There’s no re-contact. The data are shared for purely research purposes and are anonymized. But, Zhang said, if a researcher has a collaborator at St. Jude, the St. Jude researcher could have the ability to re-contact patients.
Tools Building
From the beginning, the St. Jude team wanted to make sure the St. Jude Cloud wasn’t just a portal to a valuable pediatric oncology dataset. They wanted researchers to be able to do real work on the platform.

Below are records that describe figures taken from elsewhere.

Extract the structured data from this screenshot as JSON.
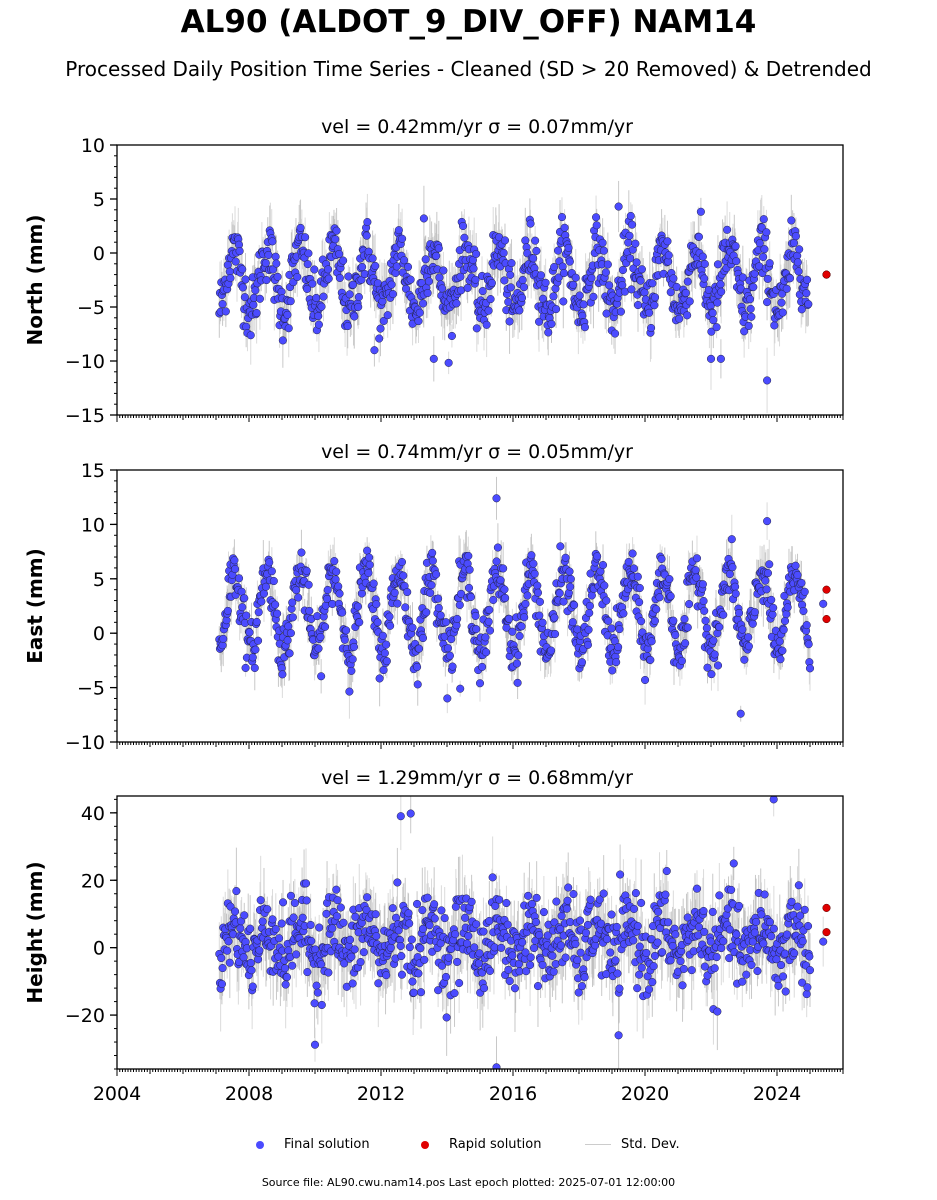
{
  "title": "AL90 (ALDOT_9_DIV_OFF) NAM14",
  "subtitle": "Processed Daily Position Time Series - Cleaned (SD > 20 Removed) & Detrended",
  "legend": {
    "final": "Final solution",
    "rapid": "Rapid solution",
    "std": "Std. Dev."
  },
  "footer": "Source file: AL90.cwu.nam14.pos  Last epoch plotted: 2025-07-01 12:00:00",
  "colors": {
    "final": "#4b4bff",
    "rapid": "#e00000",
    "std": "#cccccc"
  },
  "chart_data": [
    {
      "type": "scatter",
      "title": "vel = 0.42mm/yr   σ = 0.07mm/yr",
      "ylabel": "North (mm)",
      "xlim": [
        2004,
        2026
      ],
      "ylim": [
        -15,
        10
      ],
      "yticks": [
        -15,
        -10,
        -5,
        0,
        5,
        10
      ],
      "xticks": [
        2004,
        2008,
        2012,
        2016,
        2020,
        2024
      ],
      "data_start": 2007.1,
      "data_end": 2024.95,
      "final_series": {
        "offset": -2.5,
        "seasonal_amplitude": 2.8,
        "noise_sd": 1.4
      },
      "rapid_points": [
        {
          "x": 2025.5,
          "y": -2.0
        },
        {
          "x": 2025.5,
          "y": -2.0
        }
      ],
      "outliers": [
        {
          "x": 2023.7,
          "y": -11.8
        },
        {
          "x": 2022.3,
          "y": -9.8
        },
        {
          "x": 2022.0,
          "y": -9.8
        },
        {
          "x": 2013.6,
          "y": -9.8
        },
        {
          "x": 2011.8,
          "y": -9.0
        },
        {
          "x": 2013.3,
          "y": 3.2
        },
        {
          "x": 2019.2,
          "y": 4.3
        }
      ]
    },
    {
      "type": "scatter",
      "title": "vel = 0.74mm/yr   σ = 0.05mm/yr",
      "ylabel": "East (mm)",
      "xlim": [
        2004,
        2026
      ],
      "ylim": [
        -10,
        15
      ],
      "yticks": [
        -10,
        -5,
        0,
        5,
        10,
        15
      ],
      "xticks": [
        2004,
        2008,
        2012,
        2016,
        2020,
        2024
      ],
      "data_start": 2007.1,
      "data_end": 2025.0,
      "final_series": {
        "offset": 2.0,
        "seasonal_amplitude": 3.6,
        "noise_sd": 1.2
      },
      "rapid_points": [
        {
          "x": 2025.5,
          "y": 4.0
        },
        {
          "x": 2025.5,
          "y": 1.3
        }
      ],
      "outliers": [
        {
          "x": 2015.5,
          "y": 12.4
        },
        {
          "x": 2022.9,
          "y": -7.4
        },
        {
          "x": 2014.4,
          "y": -5.1
        },
        {
          "x": 2015.0,
          "y": -4.6
        },
        {
          "x": 2023.7,
          "y": 10.3
        },
        {
          "x": 2025.4,
          "y": 2.7
        }
      ]
    },
    {
      "type": "scatter",
      "title": "vel = 1.29mm/yr   σ = 0.68mm/yr",
      "ylabel": "Height (mm)",
      "xlim": [
        2004,
        2026
      ],
      "ylim": [
        -36,
        45
      ],
      "yticks": [
        -20,
        0,
        20,
        40
      ],
      "xticks": [
        2004,
        2008,
        2012,
        2016,
        2020,
        2024
      ],
      "data_start": 2007.1,
      "data_end": 2025.0,
      "final_series": {
        "offset": 2.0,
        "seasonal_amplitude": 5.0,
        "noise_sd": 6.0
      },
      "rapid_points": [
        {
          "x": 2025.5,
          "y": 11.8
        },
        {
          "x": 2025.5,
          "y": 4.6
        }
      ],
      "outliers": [
        {
          "x": 2023.9,
          "y": 44.0
        },
        {
          "x": 2012.9,
          "y": 39.8
        },
        {
          "x": 2012.6,
          "y": 39.0
        },
        {
          "x": 2010.0,
          "y": -28.8
        },
        {
          "x": 2015.5,
          "y": -35.5
        },
        {
          "x": 2019.2,
          "y": -26.0
        },
        {
          "x": 2025.4,
          "y": 1.8
        }
      ]
    }
  ]
}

“Data is one thing. Having data is really important to drive value. But it’s not just about the data. It’s about the tools,” said Brady Davis, VP of strategy and marketing at DNAnexus. “Starting with having a platform that’s secure, compliant, and able to actually allow people to come in in a secure and compliant way. Having data there is what brings people in, which was critically important. And then having the tools available to make more sense of that data.”
The tools available on St. Jude Cloud help both experts and non-specialists work with genomics data. These tools include validated data analysis pipelines and interactive visualization tools to make it easier to make discoveries from large datasets.
ProteinPaint, for instance, is a genomic visualization engine developed at St. Jude. ProteinPaint visualizations allow users to rapidly navigate through the genome and identify genetic changes linked to cancer development. St. Jude Cloud tools also produce custom visualizations of the user’s own research data for exploration or comparison with St. Jude-generated data.
It’s the right balance of data and tools that will bring more and more users to the platform, Davis said, calling it a “continual feeding mechanism.”
Future Visions
All three of the collaborators emphasized the community aspects of the St. Jude Cloud. Currently there are 500 registered users representing 342 institutions that St. Jude considers “power users”. More than 9,700 unique users from 33 countries have visited the site.
“We didn’t want to just build this ecosystem for them called St. Jude Cloud and walk away and hope it is successful,” Davis said. “The goal is to continue to put [in] more data—more patient data, more data from not only St. Jude but from other research partners that want to invest time and energy into uploading data. Creating this to continue to be the world’s leading infrastructure for cancer and kids.”
Data and results can already be securely shared with collaborators within the platform, and Davis talked about additional efforts to build a “sticky” user environment with challenges and other interactions so that other researchers are encouraged to share data and engage with the St. Jude Cloud.
For Microsoft, Miller is excited about the opportunities the St. Jude Cloud affords her diverse team of computer scientists, physicians, mathematicians, physicists, bioengineers, and more to analyze the genotype and phenotype data together and apply machine learning, deep learning, and other analytics, but she also sees great value in the concept of the platform.
“By enabling a platform for researchers to come together and collaborate in a fashion that’s easy to do—I’m not sharing a thumb drive with you, I’m not sharing a hard drive with you, I can basically bring my data and my compute to this space in the cloud—we fundamentally believe that this will accelerate the pace of innovation,” she said. “That’s why we’re doing this.”